As the fastest growing chronic condition in Australia, there is a high importance placed on how to safely and effectively manage diabetes. Exercise & Sports Science Australia (ESSA) wants to educate the Australian public on the benefits of regular physical activity when managing your diabetes.
'Regular exercise has a direct effect on those living with diabetes and many are not aware of this fact. Exercise can reduce the risks of developing diabetes, as well as make symptoms more manageable for those already diagnosed," says ESSA Chief Executive Officer, Anita Hobson-Powell.
Statistics show that 280 Australians develop diabetes every day and for every person diagnosed with diabetes there is usually a family member or carer who also -lives with diabetes' every day in a support role.
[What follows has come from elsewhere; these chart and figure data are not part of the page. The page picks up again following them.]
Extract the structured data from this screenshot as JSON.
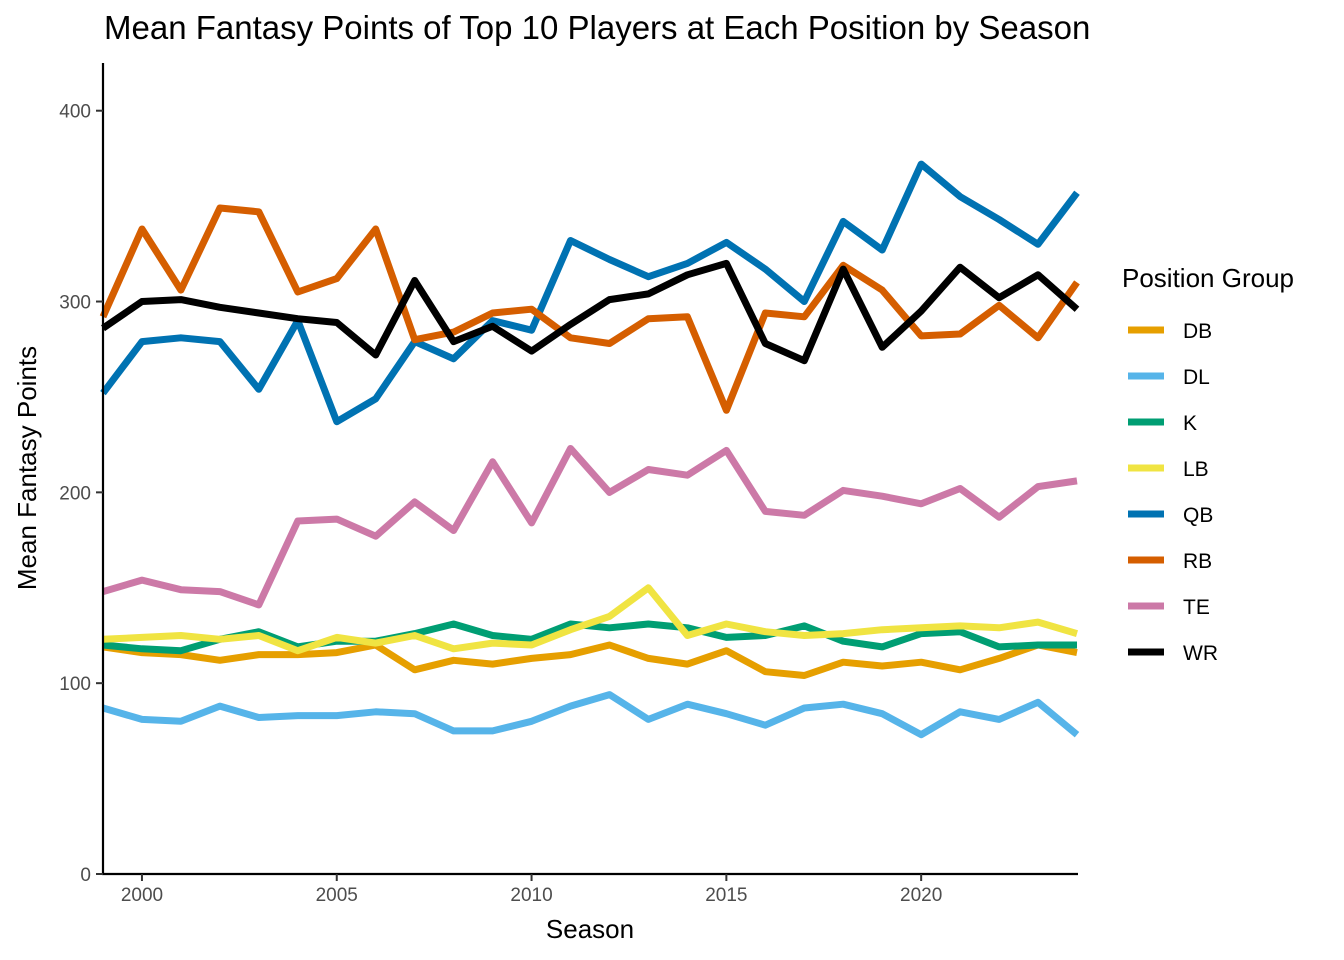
{
  "chart_data": {
    "type": "line",
    "title": "Mean Fantasy Points of Top 10 Players at Each Position by Season",
    "xlabel": "Season",
    "ylabel": "Mean Fantasy Points",
    "xlim": [
      1999,
      2024
    ],
    "ylim": [
      0,
      425
    ],
    "x_ticks": [
      2000,
      2005,
      2010,
      2015,
      2020
    ],
    "y_ticks": [
      0,
      100,
      200,
      300,
      400
    ],
    "grid": false,
    "legend": {
      "title": "Position Group",
      "position": "right"
    },
    "x": [
      1999,
      2000,
      2001,
      2002,
      2003,
      2004,
      2005,
      2006,
      2007,
      2008,
      2009,
      2010,
      2011,
      2012,
      2013,
      2014,
      2015,
      2016,
      2017,
      2018,
      2019,
      2020,
      2021,
      2022,
      2023,
      2024
    ],
    "series": [
      {
        "name": "DB",
        "color": "#E69F00",
        "values": [
          119,
          116,
          115,
          112,
          115,
          115,
          116,
          120,
          107,
          112,
          110,
          113,
          115,
          120,
          113,
          110,
          117,
          106,
          104,
          111,
          109,
          111,
          107,
          113,
          120,
          116
        ]
      },
      {
        "name": "DL",
        "color": "#56B4E9",
        "values": [
          87,
          81,
          80,
          88,
          82,
          83,
          83,
          85,
          84,
          75,
          75,
          80,
          88,
          94,
          81,
          89,
          84,
          78,
          87,
          89,
          84,
          73,
          85,
          81,
          90,
          73
        ]
      },
      {
        "name": "K",
        "color": "#009E73",
        "values": [
          120,
          118,
          117,
          123,
          127,
          119,
          122,
          122,
          126,
          131,
          125,
          123,
          131,
          129,
          131,
          129,
          124,
          125,
          130,
          122,
          119,
          126,
          127,
          119,
          120,
          120
        ]
      },
      {
        "name": "LB",
        "color": "#F0E442",
        "values": [
          123,
          124,
          125,
          123,
          125,
          117,
          124,
          121,
          125,
          118,
          121,
          120,
          128,
          135,
          150,
          125,
          131,
          127,
          125,
          126,
          128,
          129,
          130,
          129,
          132,
          126
        ]
      },
      {
        "name": "QB",
        "color": "#0072B2",
        "values": [
          252,
          279,
          281,
          279,
          254,
          290,
          237,
          249,
          279,
          270,
          290,
          285,
          332,
          322,
          313,
          320,
          331,
          317,
          300,
          342,
          327,
          372,
          355,
          343,
          330,
          357
        ]
      },
      {
        "name": "RB",
        "color": "#D55E00",
        "values": [
          292,
          338,
          306,
          349,
          347,
          305,
          312,
          338,
          280,
          284,
          294,
          296,
          281,
          278,
          291,
          292,
          243,
          294,
          292,
          319,
          306,
          282,
          283,
          298,
          281,
          310
        ]
      },
      {
        "name": "TE",
        "color": "#CC79A7",
        "values": [
          148,
          154,
          149,
          148,
          141,
          185,
          186,
          177,
          195,
          180,
          216,
          184,
          223,
          200,
          212,
          209,
          222,
          190,
          188,
          201,
          198,
          194,
          202,
          187,
          203,
          206
        ]
      },
      {
        "name": "WR",
        "color": "#000000",
        "values": [
          286,
          300,
          301,
          297,
          294,
          291,
          289,
          272,
          311,
          279,
          287,
          274,
          288,
          301,
          304,
          314,
          320,
          278,
          269,
          317,
          276,
          295,
          318,
          302,
          314,
          296
        ]
      }
    ]
  }
}
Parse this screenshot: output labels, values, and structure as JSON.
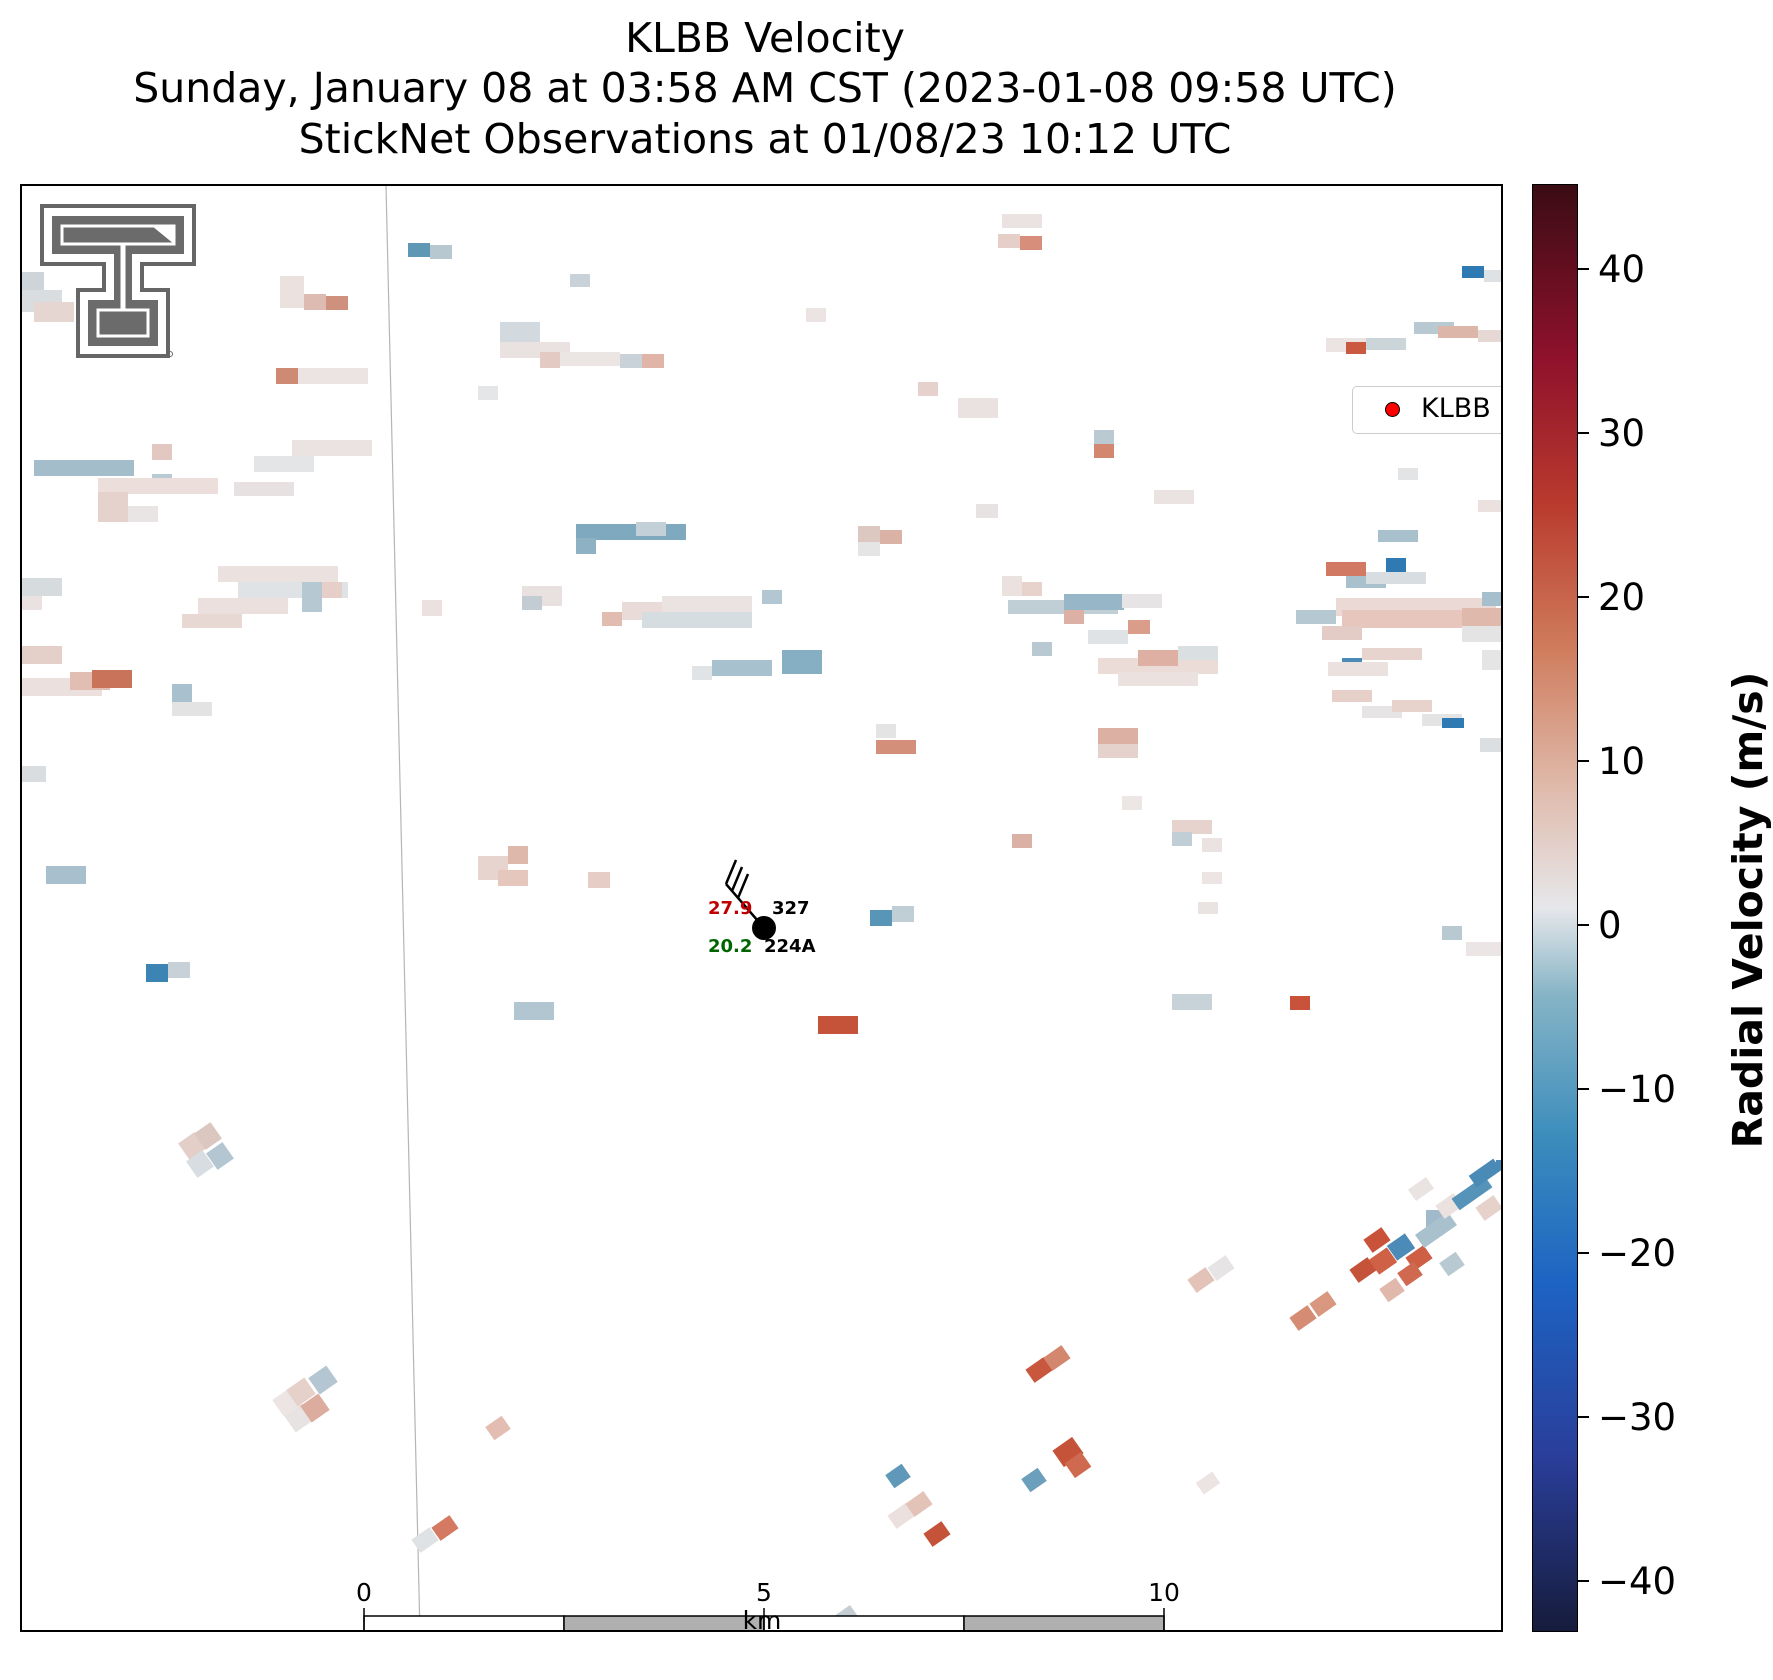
{
  "title": {
    "line1": "KLBB Velocity",
    "line2": "Sunday, January 08 at 03:58 AM CST (2023-01-08 09:58 UTC)",
    "line3": "StickNet Observations at 01/08/23 10:12 UTC"
  },
  "legend": {
    "label": "KLBB",
    "marker_color": "#ff0000"
  },
  "station": {
    "temperature": "27.9",
    "dewpoint": "20.2",
    "pressure": "327",
    "id": "224A",
    "temp_color": "#c00000",
    "dew_color": "#006400"
  },
  "scale_bar": {
    "labels": [
      "0",
      "5",
      "10"
    ],
    "unit": "km"
  },
  "colorbar": {
    "label": "Radial Velocity (m/s)",
    "min": -45,
    "max": 45,
    "ticks": [
      "40",
      "30",
      "20",
      "10",
      "0",
      "−10",
      "−20",
      "−30",
      "−40"
    ]
  },
  "logo": {
    "name": "texas-tech-double-t-logo"
  }
}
This means that an estimated 2.4 million Australians are affected by diabetes every day.
ESSA's Exercise Right digital awareness campaign, -Don't Sugar Coat Diabetes', is targeted at all these Australians living with diabetes, including those managing the condition or in a support role.
'This campaign aims to raise awareness of risk factors leading to the development of diabetes and the other health implications the chronic condition can have, especially for those living sedentary lifestyles," says Ms Hobson-Powell.
Whilst exercise cannot reverse the damage to the cells in the pancreas that leads to the decreased production of insulin, exercise can in fact improve the way the muscles respond to insulin, which, in turn, helps regulate the blood glucose level for some hours after the exercise.
'Physical activity also increases glucose uptake by the muscles in other ways that do not depend on insulin. In addition, exercise can lower the dose of insulin required by improving the body's response to insulin," explains Accredited Exercise Physiologist, Carly Ryan.
'It is important to exercise right for your diabetes, however, as those with this condition may have an increased risk of complications, it's recommended you always seek advice from an accredited exercise professional for an expertly prescribed exercise program tailored to your individual requirements and goals," notes Ms Ryan.